Zum dritten. Du hast ein strukturelles Arbeitslosigkeitsproblem. Du hast versucht, dem Problem beizukommen, nicht, indem du es gelöst hast, sondern indem du den Betroffenen auferlegt hast nachzuweisen, dass sie ihre Lage selbst verschuldet haben und sich selbst daraus befreien können. Dieser Ansatz ist gescheitert, weil er scheitern musste, und nicht, wie die Dehländer aufgrund der veröffentlichten Meinung gerade zu glauben gehalten sind, weil Peter Hartz irgendwo zusammen mit Belegschaftsvertretern von VW von willigen Damen unterhalten worden ist. Richtig?“
Der Kanzler nickte betrübt.
„Kopf hoch, Kanzler! Manfreds geniale technische Entwicklung könnte dieses Problem lösen…“ Kulle hielt seine Stimme in einer verheißungsvollen Schwebe. Bärdel und Manfred grinsten. Tumu kicherte verhalten. Aber davon bemerkte der Kanzler nichts. Eine Welle der Hoffnung hatte ihn überschwemmt, eine schon lange nicht mehr gefühlte Wärme.
„Wie denn?“ presste er hervor, voller Angst, Kulles vage Andeutung eines Versprechens könnte sich als Trug erweisen. Bärdels dezidiertes „Nein!“ hatte er längst vergessen, weil er es vergessen wollte.
„Ihr produziert das Equipment, meinetwegen unter dehländischem Patent, mit dehländischer Lizenz. Ihr verkauft es weltweit, für wenig Geld. Das Equipment hat mehr Möglichkeiten, als wir dir hier gezeigt haben. Jeder, der es besitzt, kann sich jede Welt generieren, die er will. Die meisten, die das tun, werden der Verführung erliegen und nie wieder aus ihren Phantasien auftauchen. Das Problem der überflüssigen Menschheit erledigt sich so von selbst.“ (Kulle bittet R. Sieferle um Verzeihung, weil er diese Idee von ihm geklaut hat.)
„Phantastisch!“ flüsterte der Kanzler.
„Ja, phantastisch!“ pflichtete Kulle bei.
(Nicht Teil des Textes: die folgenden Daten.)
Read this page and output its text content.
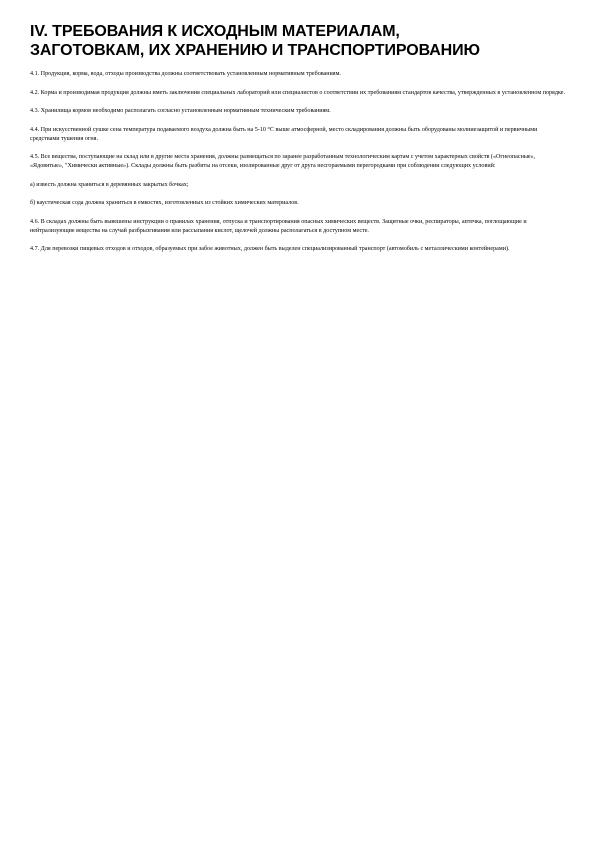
IV. ТРЕБОВАНИЯ К ИСХОДНЫМ МАТЕРИАЛАМ,
ЗАГОТОВКАМ, ИХ ХРАНЕНИЮ И ТРАНСПОРТИРОВАНИЮ

4.1. Продукция, корма, вода, отходы производства должны соответствовать установленным нормативным требованиям.

4.2. Корма и производимая продукция должны иметь заключения специальных лабораторий или специалистов о соответствии их требованиям стандартов качества, утвержденных в установленном порядке.

4.3. Хранилища кормов необходимо располагать согласно установленным нормативным техническим требованиям.

4.4. При искусственной сушке сена температура подаваемого воздуха должна быть на 5-10 °С выше атмосферной, место складирования должны быть оборудованы молниезащитой и первичными средствами тушения огня.

4.5. Все вещества, поступающие на склад или в другие места хранения, должны размещаться по заранее разработанным технологическим картам с учетом характерных свойств («Огнеопасные», «Ядовитые», "Химически активные»). Склады должны быть разбиты на отсеки, изолированные друг от друга несгораемыми перегородками при соблюдении следующих условий:

а) известь должна храниться в деревянных закрытых бочках;

б) каустическая сода должна храниться в емкостях, изготовленных из стойких химических материалов.

4.6. В складах должны быть вывешены инструкции о правилах хранения, отпуска и транспортирования опасных химических веществ. Защитные очки, респираторы, аптечка, поглощающие и нейтрализующие вещества на случай разбрызгивания или рассыпания кислот, щелочей должны располагаться в доступном месте.

4.7. Для перевозки пищевых отходов и отходов, образуемых при забое животных, должен быть выделен специализированный транспорт (автомобиль с металлическими контейнерами).
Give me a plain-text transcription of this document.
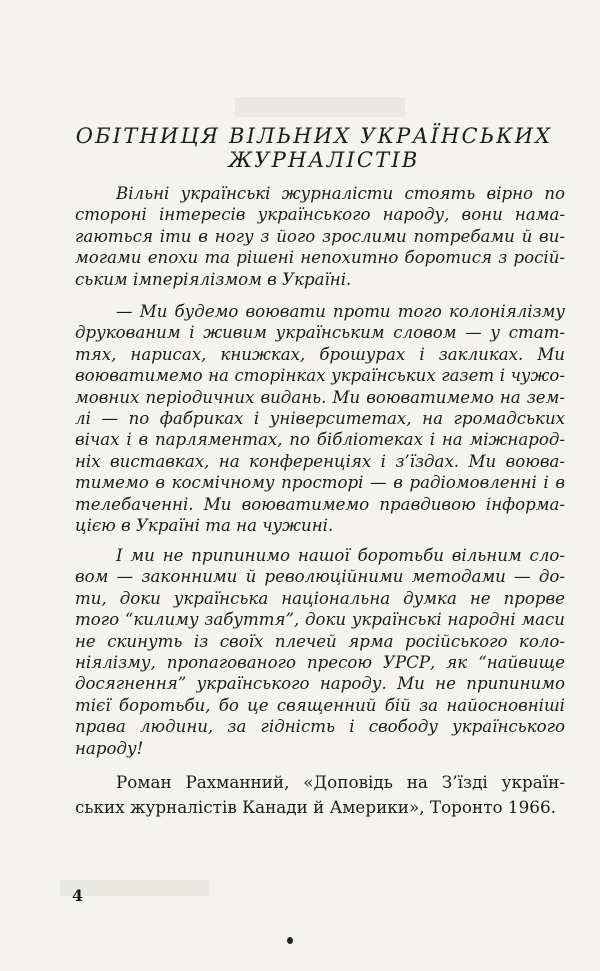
ОБІТНИЦЯ ВІЛЬНИХ УКРАЇНСЬКИХ
ЖУРНАЛІСТІВ

Вільні українські журналісти стоять вірно по стороні інтересів українського народу, вони намагаються іти в ногу з його зрослими потребами й вимогами епохи та рішені непохитно боротися з російським імперіялізмом в Україні.

— Ми будемо воювати проти того колоніялізму друкованим і живим українським словом — у статтях, нарисах, книжках, брошурах і закликах. Ми воюватимемо на сторінках українських газет і чужомовних періодичних видань. Ми воюватимемо на землі — по фабриках і університетах, на громадських вічах і в парляментах, по бібліотеках і на міжнародніх виставках, на конференціях і з’їздах. Ми воюватимемо в космічному просторі — в радіомовленні і в телебаченні. Ми воюватимемо правдивою інформацією в Україні та на чужині.

І ми не припинимо нашої боротьби вільним словом — законними й революційними методами — доти, доки українська національна думка не прорве того “килиму забуття”, доки українські народні маси не скинуть із своїх плечей ярма російського колоніялізму, пропагованого пресою УРСР, як “найвище досягнення” українського народу. Ми не припинимо тієї боротьби, бо це священний бій за найосновніші права людини, за гідність і свободу українського народу!

Роман Рахманний, «Доповідь на З’їзді українських журналістів Канади й Америки», Торонто 1966.

4
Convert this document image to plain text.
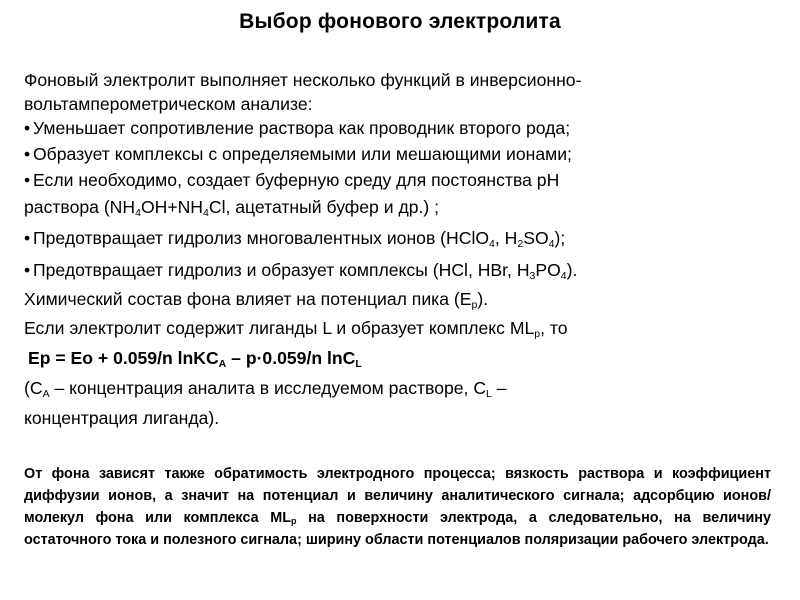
Выбор фонового электролита
Фоновый электролит выполняет несколько функций в инверсионно-
вольтамперометрическом анализе:
• Уменьшает сопротивление раствора как проводник второго рода;
• Образует комплексы с определяемыми или мешающими ионами;
• Если необходимо, создает буферную среду для постоянства рН
раствора ($NH_4OH+NH_4Cl$, ацетатный буфер и др.) ;
• Предотвращает гидролиз многовалентных ионов (HClO$_4$, $H_2SO_4$);
• Предотвращает гидролиз и образует комплексы (HCl, HBr, $H_3PO_4$).
Химический состав фона влияет на потенциал пика $(E_p)$.
Если электролит содержит лиганды L и образует комплекс $ML_p$, то
Ep = Eo + 0.059/n lnKC$_A$ – p·0.059/n lnC$_L$
($C_A$ – концентрация аналита в исследуемом растворе, $C_L$ –
концентрация лиганда).
От фона зависят также обратимость электродного процесса; вязкость раствора и коэффициент диффузии ионов, а значит на потенциал и величину аналитического сигнала; адсорбцию ионов/молекул фона или комплекса $ML_p$ на поверхности электрода, а следовательно, на величину остаточного тока и полезного сигнала; ширину области потенциалов поляризации рабочего электрода.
Dann wurde er sehr ernst. „Übrigens – wir werden dir das Know-how nicht zur Verfügung stellen. Als Bären fühlen wir uns verpflichtet, zum Überleben jeder Spezies auf diese Erde beizutragen, wie widerlich sie auch sei.“
Er machte eine effektvolle Pause.
„Kanzler, warum bist du eigentlich hergekommen?“
„Ich wollte…“ Dem Kanzler fiel keine Antwort ein, weil er die Antworten auf die Fragen, die er hatte stellen wollen, inzwischen bekommen hatte. Es waren allerdings nicht die Antworten, die er hatte haben wollen.
„Ja?“ fragte Tumu.
„Ich wollte Hilfe,“ sagte der Kanzler hilflos.
„Die hast du doch bekommen, oder?“ antworteten die Vier im Chor. Und waren verschwunden.
Der Kanzler tat das einzig Richtige, das ihm zu tun blieb. Er plünderte die Himbeersträucher, suchte die Walderdbeerenstauden nach ihren winzigen Früchten ab und stillte so seinen Hunger. Dann räumte er seine wenigen Habseligkeiten zusammen und machte sich auf den Heimweg.
In ihrem neuen Zuhause irgendwo in Dehland amüsierten sich Bärdel, Kulle , Manfred und Tumu noch kurze Zeit über den dummen Menschen, der einmal wieder nichts von ihnen gelernt hatte. Da war sein Vorgänger doch von anderem Kaliber! Dann gingen sie ihrer Wege. Bärdels Familie machte sich auf Beerensuche. Kulle allerdings bediente sich ein zweites Mal der genialen Technik Manfreds und stellte eine Verbindung zu Oskar Lafontaine und Gregor Gysi her. Nicht, dass er sich allzu viel davon versprach. Aber man konnte ja nie wissen.